Ben Shaw, co-founder and CEO of Vets First Choice

Vets First Choice, one of Maine’s most successful startups of the past decade, on Monday morning announced a merger deal that, if completed, is expected to create Maine’s newest—and largest, by revenue—publicly traded company.

The Portland-based animal health company founded in 2010 will merge with the animal health division of Henry Schein Inc., a Fortune 500 company with $12.5 billion in 2017 revenue. Henry Schein Inc. trades on the Nasdaq under the HSIC ticker symbol.

The plan is for Henry Schein to spin off Henry Schein Animal Health, which alone posted $3.5 billion in 2017 revenue, employs 4,300 people and counts veterinarian practices around the globe as customers. The newly formed spin-off company, which retains its public status, will then immediately merge with Vets First Choice, which employs 750 in the United States, with the majority based in Portland, according to a news release.

The newly formed publicly traded company will be headquartered in Portland and be called Vets First Corp.

Ben Shaw, Vets First Choice’s co-founder and CEO, will become CEO of the new company, while his father David Shaw, who he co-founded the company with and who serves as Vets First Choice’s chairman of the board, will serve as chairman of Vets First Corp. David Shaw is also founder of Idexx, Maine’s largest publicly traded company.

With estimated annual revenue of $3.6 billion, Vets First Corp. would become the largest publicly traded company in Maine, by revenue, surpassing Idexx Laboratories, which posted nearly $2 billion in revenue in 2017.

Interestingly, this merger deal could trigger further M&A activity that could lead to Vets First Corp. entering into direct competition with Idexx, predicted one Wall Street analyst (Mark Massaro of Cannacord Genuity).

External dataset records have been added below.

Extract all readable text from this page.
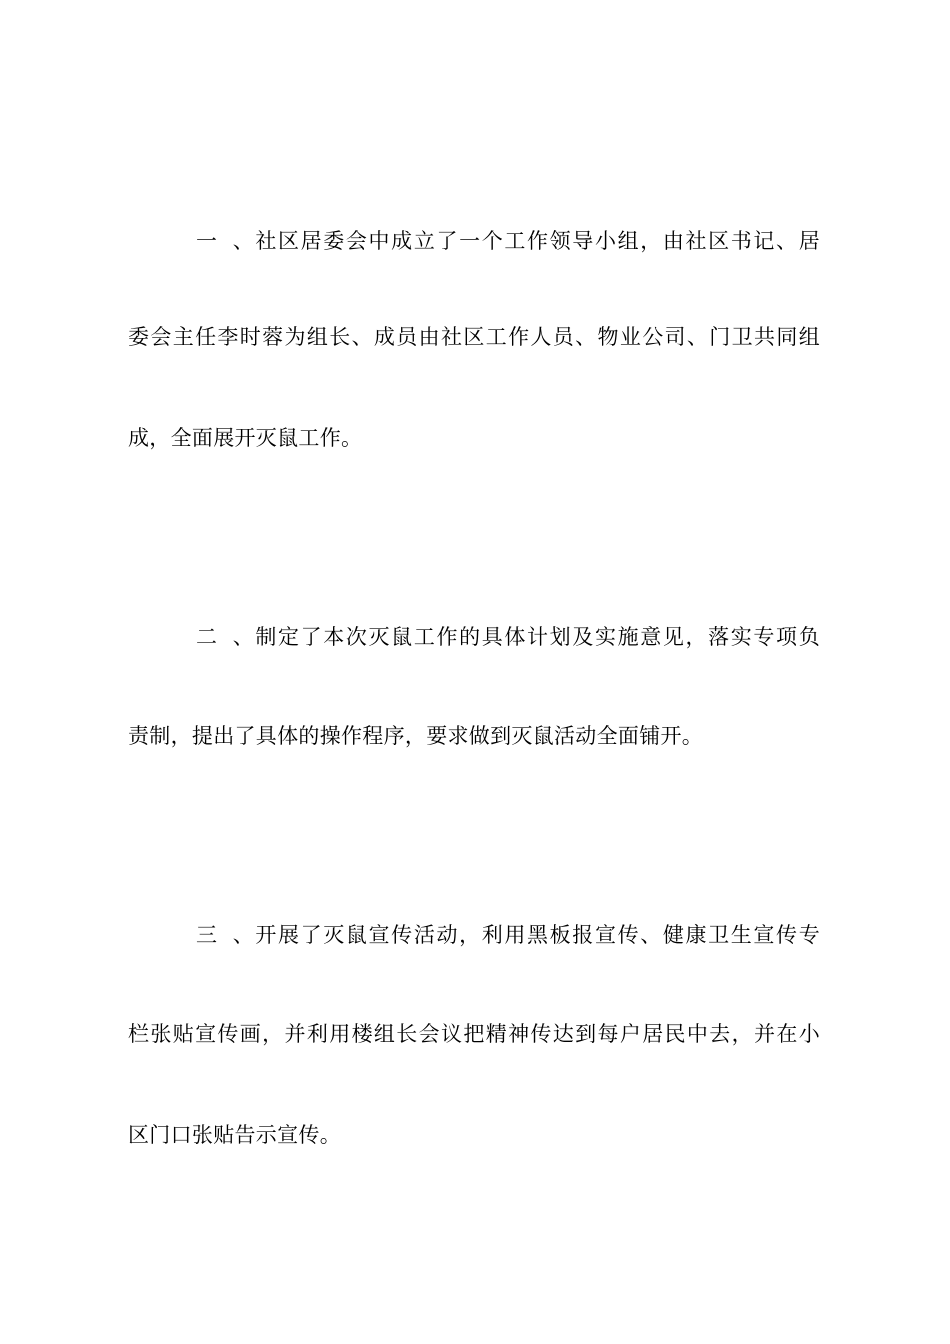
一、社区居委会中成立了一个工作领导小组，由社区书记、居
委会主任李时蓉为组长、成员由社区工作人员、物业公司、门卫共同组
成，全面展开灭鼠工作。
二、制定了本次灭鼠工作的具体计划及实施意见，落实专项负
责制，提出了具体的操作程序，要求做到灭鼠活动全面铺开。
三、开展了灭鼠宣传活动，利用黑板报宣传、健康卫生宣传专
栏张贴宣传画，并利用楼组长会议把精神传达到每户居民中去，并在小
区门口张贴告示宣传。
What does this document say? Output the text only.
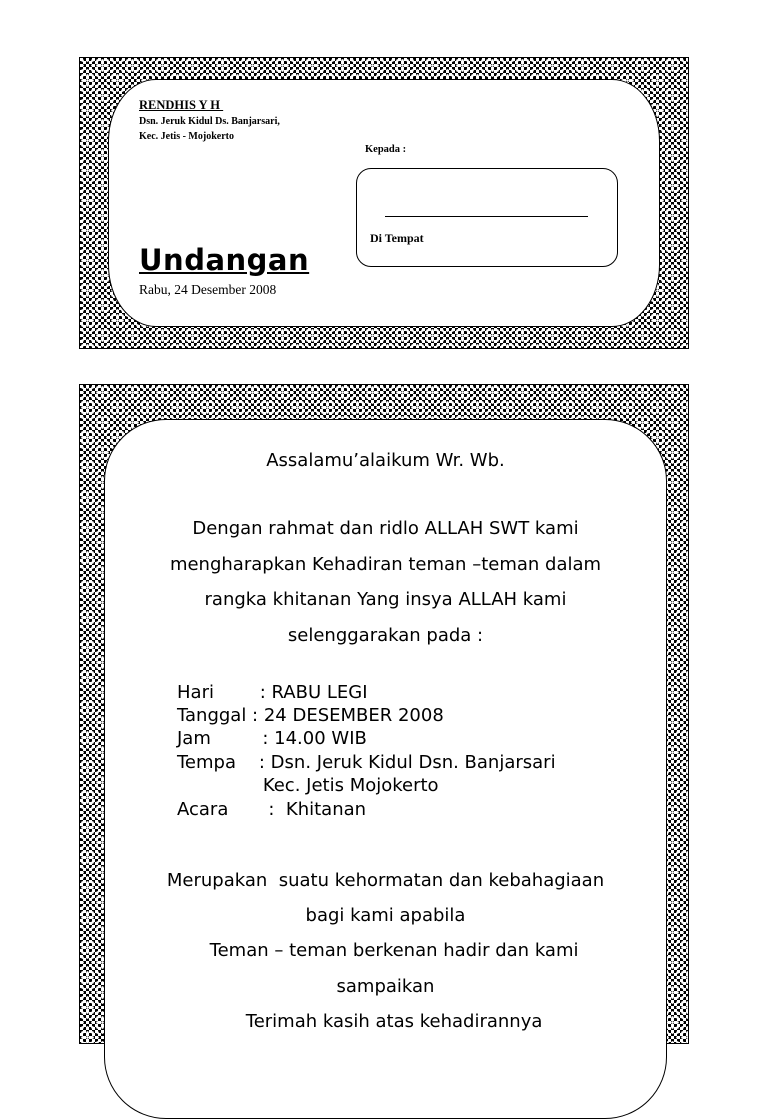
RENDHIS Y H
Dsn. Jeruk Kidul Ds. Banjarsari,
Kec. Jetis - Mojokerto
Kepada :
Di Tempat
Undangan
Rabu, 24 Desember 2008
Assalamu’alaikum Wr. Wb.
Dengan rahmat dan ridlo ALLAH SWT kami
mengharapkan Kehadiran teman –teman dalam
rangka khitanan Yang insya ALLAH kami
selenggarakan pada :
Hari        : RABU LEGI
Tanggal : 24 DESEMBER 2008
Jam         : 14.00 WIB
Tempa    : Dsn. Jeruk Kidul Dsn. Banjarsari
Kec. Jetis Mojokerto
Acara       :  Khitanan
Merupakan  suatu kehormatan dan kebahagiaan
bagi kami apabila
Teman – teman berkenan hadir dan kami
sampaikan
Terimah kasih atas kehadirannya
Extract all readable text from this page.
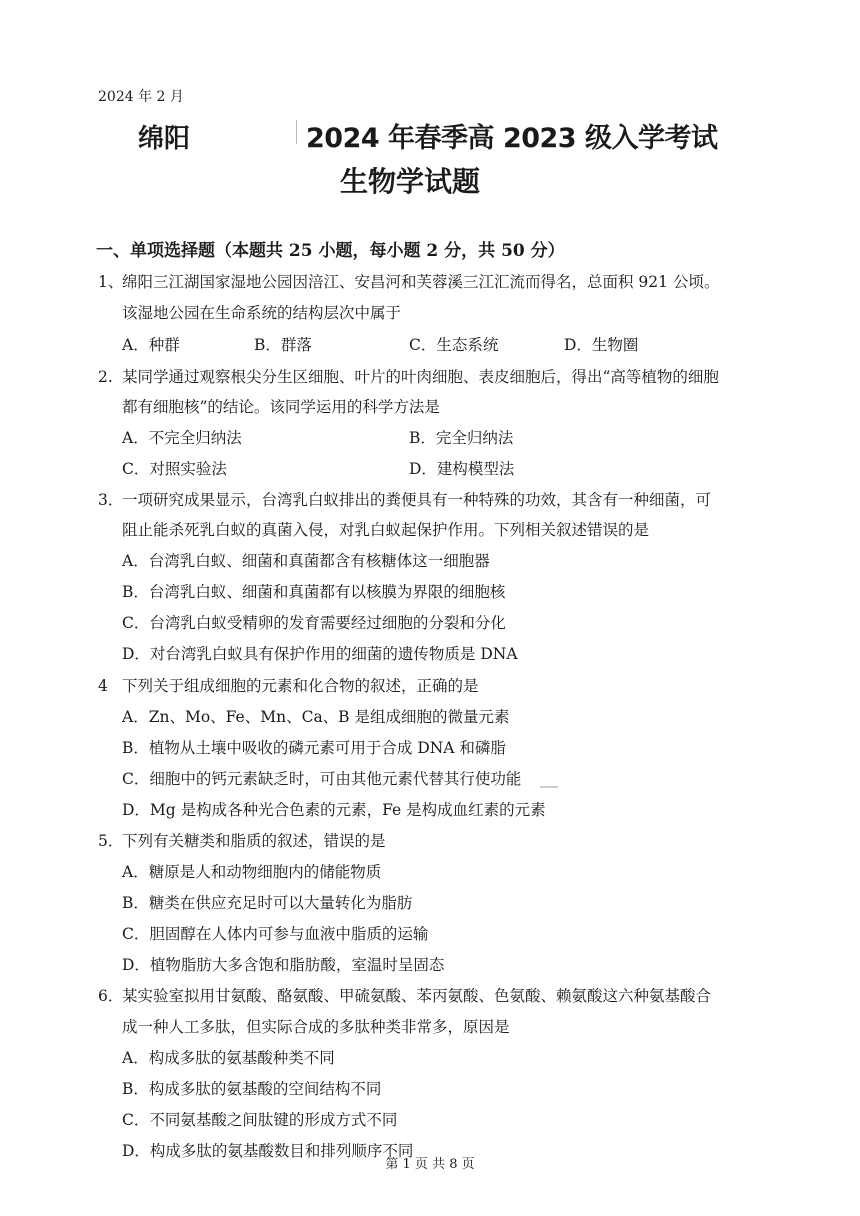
2024 年 2 月
绵阳	2024 年春季高 2023 级入学考试
生物学试题
一、单项选择题（本题共 25 小题，每小题 2 分，共 50 分）
1、绵阳三江湖国家湿地公园因涪江、安昌河和芙蓉溪三江汇流而得名，总面积 921 公顷。
该湿地公园在生命系统的结构层次中属于
A．种群	B．群落	C．生态系统	D．生物圈
2. 某同学通过观察根尖分生区细胞、叶片的叶肉细胞、表皮细胞后，得出“高等植物的细胞
都有细胞核”的结论。该同学运用的科学方法是
A．不完全归纳法	B．完全归纳法
C．对照实验法	D．建构模型法
3．一项研究成果显示，台湾乳白蚁排出的粪便具有一种特殊的功效，其含有一种细菌，可
阻止能杀死乳白蚁的真菌入侵，对乳白蚁起保护作用。下列相关叙述错误的是
A．台湾乳白蚁、细菌和真菌都含有核糖体这一细胞器
B．台湾乳白蚁、细菌和真菌都有以核膜为界限的细胞核
C．台湾乳白蚁受精卵的发育需要经过细胞的分裂和分化
D．对台湾乳白蚁具有保护作用的细菌的遗传物质是 DNA
4 下列关于组成细胞的元素和化合物的叙述，正确的是
A．Zn、Mo、Fe、Mn、Ca、B 是组成细胞的微量元素
B．植物从土壤中吸收的磷元素可用于合成 DNA 和磷脂
C．细胞中的钙元素缺乏时，可由其他元素代替其行使功能
D．Mg 是构成各种光合色素的元素，Fe 是构成血红素的元素
5．下列有关糖类和脂质的叙述，错误的是
A．糖原是人和动物细胞内的储能物质
B．糖类在供应充足时可以大量转化为脂肪
C．胆固醇在人体内可参与血液中脂质的运输
D．植物脂肪大多含饱和脂肪酸，室温时呈固态
6．某实验室拟用甘氨酸、酪氨酸、甲硫氨酸、苯丙氨酸、色氨酸、赖氨酸这六种氨基酸合
成一种人工多肽，但实际合成的多肽种类非常多，原因是
A．构成多肽的氨基酸种类不同
B．构成多肽的氨基酸的空间结构不同
C．不同氨基酸之间肽键的形成方式不同
D．构成多肽的氨基酸数目和排列顺序不同
第 1 页 共 8 页
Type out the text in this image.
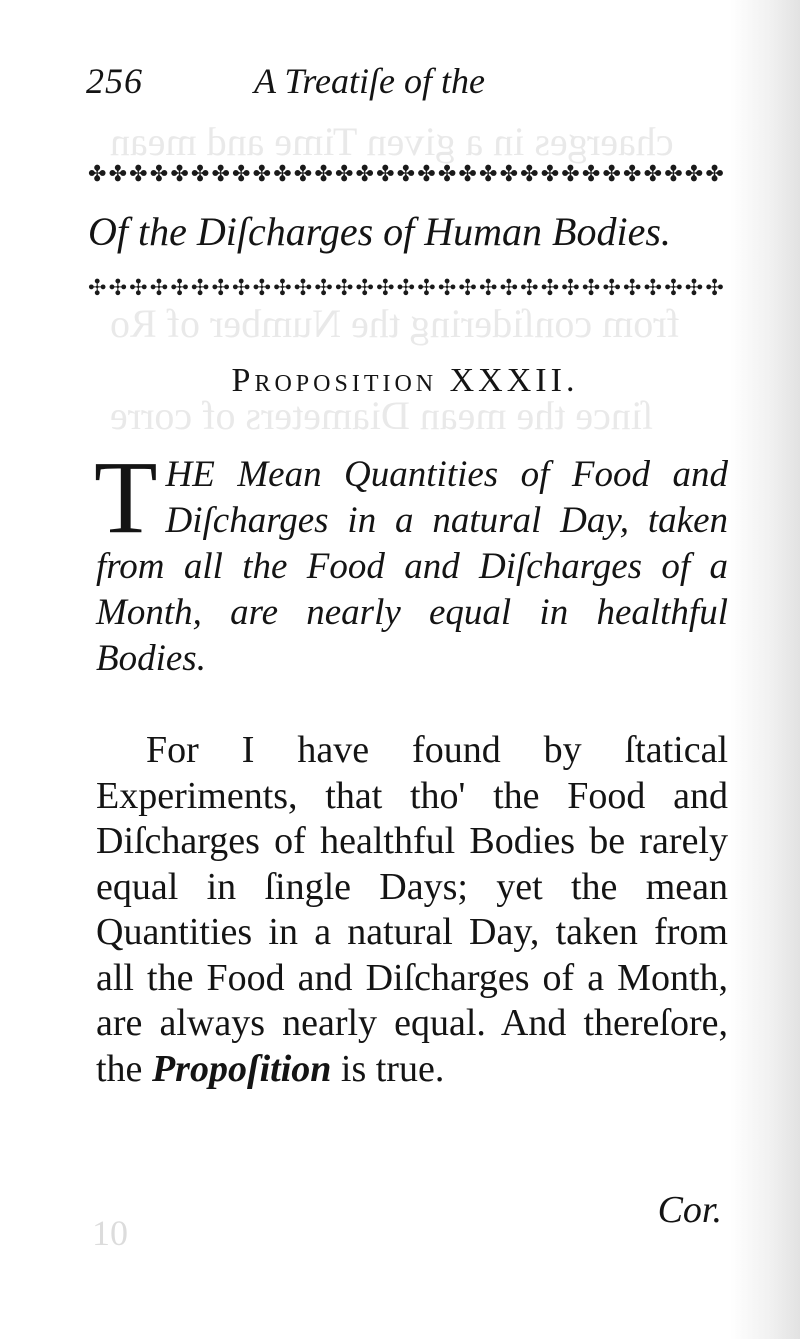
chaerges in a given Time and mean
from conſidering the Number of Ro
ſince the mean Diameters of corre
256	A Treatiſe of the
✤ ✤ ✤ ✤ ✤ ✤ ✤ ✤ ✤ ✤ ✤ ✤ ✤ ✤ ✤ ✤ ✤ ✤ ✤ ✤ ✤ ✤ ✤ ✤ ✤ ✤ ✤ ✤ ✤ ✤ ✤
Of the Diſcharges of Human Bodies.
✣ ✣ ✣ ✣ ✣ ✣ ✣ ✣ ✣ ✣ ✣ ✣ ✣ ✣ ✣ ✣ ✣ ✣ ✣ ✣ ✣ ✣ ✣ ✣ ✣ ✣ ✣ ✣ ✣ ✣ ✣
Proposition XXXII.
THE Mean Quantities of Food and Diſcharges in a natural Day, taken from all the Food and Diſcharges of a Month, are nearly equal in healthful Bodies.
For I have found by ſtatical Experiments, that tho' the Food and Diſcharges of healthful Bodies be rarely equal in ſingle Days; yet the mean Quantities in a natural Day, taken from all the Food and Diſcharges of a Month, are always nearly equal. And thereſore, the Propoſition is true.
10
Cor.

This is assuming that Vets First Corp., which will provide a comprehensive suite of services to veterinary practices, makes a strategic acquisition that allows it to also offer diagnostic services to veterinarian practices, which is Idexx’s business.

This complex merger transaction (more on the structure below) provides Vets First Choice with a path to becoming publicly traded while avoiding the time consuming and costly process of going public via an initial public offering,  a goal of the company’s that I have speculated about in the past.

“We are early in the lifecycle of rapid technological change in the animal health market,” Shaw said in the release. “This merger creates an enhanced value chain that connects the veterinarian, the manufacturer, and the pet owner through insights and analytics that will support better clinical and financial outcomes. This new global animal health care company is focused on improving clinical compliance by facilitating the delivery of care how, when, and where the pet owner wants it.”

The players

Vets First Choice, founded in 2010, provides technology solutions and back-end pharmacy services to veterinary practices throughout the country. It has approximately 750 team members in the United States, with the majority based in Portland, and more than 5,100 veterinary practices on its prescription management platform. It posted $83.3 million in revenue in 2016, according to its application for inclusion on the Inc. 5,000 list.

The company last year raised $223 million from new and existing investors, which it said at the time would be used to fund an expansion into Europe and Asia. It also learned earlier this year that it would receive $9 million from the state to build new corporate facility in Portland. Those funds came from the Maine Technology Asset Fund 2.0, which contained the $45 million in proceeds from the R&D bond sale approved by voters last year.

Henry Schein Inc. is headquartered in Melville, N.Y. It currently has operations or affiliates in 34 countries and its sales reached a record $12.5 billion in 2017, and have grown at a compound annual rate of approximately 15 percent since the company became publicly traded in 1995.

The division it’s spinning off to merge with Vets First Choice is called Henry Schein Animal Health and has “market-leading positions” in North America, where it counts approximately 75% of veterinarians as “active customers,” and in Europe and Australia/New Zealand, where it has roughly 70% of veterinarians as customers, according to a news release. Henry Schein Animal Health also has a software platform that it claims more than 50% of veterinarian offices in the United States use to manage their office and customer engagement.

Details of the merger

The deal is structured as a “Reverse Morris Trust” transaction, which is a potentially tax-free way for a company (in this case, Henry Schein) to spin off a subsidiary and merge it with another (usually smaller) company (in this case, Vets First Choice).

Upon completion of the usual regulatory approvals, Henry Schein will spin off its animal health division, Henry Schein Animal Health, which will then immediately combine with Vets First Choice to form a new publicly traded company. 

Shares of the new company will be distributed to existing Henry Schein and Vets First Choice stockholders, with the majority (an estimated 63%) going to Henry Schein shareholders, according to the release. However, exact ownership percentages are subject to change as the deal moves through the regulatory and deal-making processes.

Equity incentives held by Vets First Choice employees will be converted into equity incentives in respect of shares of Vets First Corp., according to the release.

The transaction has already been unanimously approved by the boards of directors of both Henry Schein and Vets First Choice, and is expected to close by the end of 2018.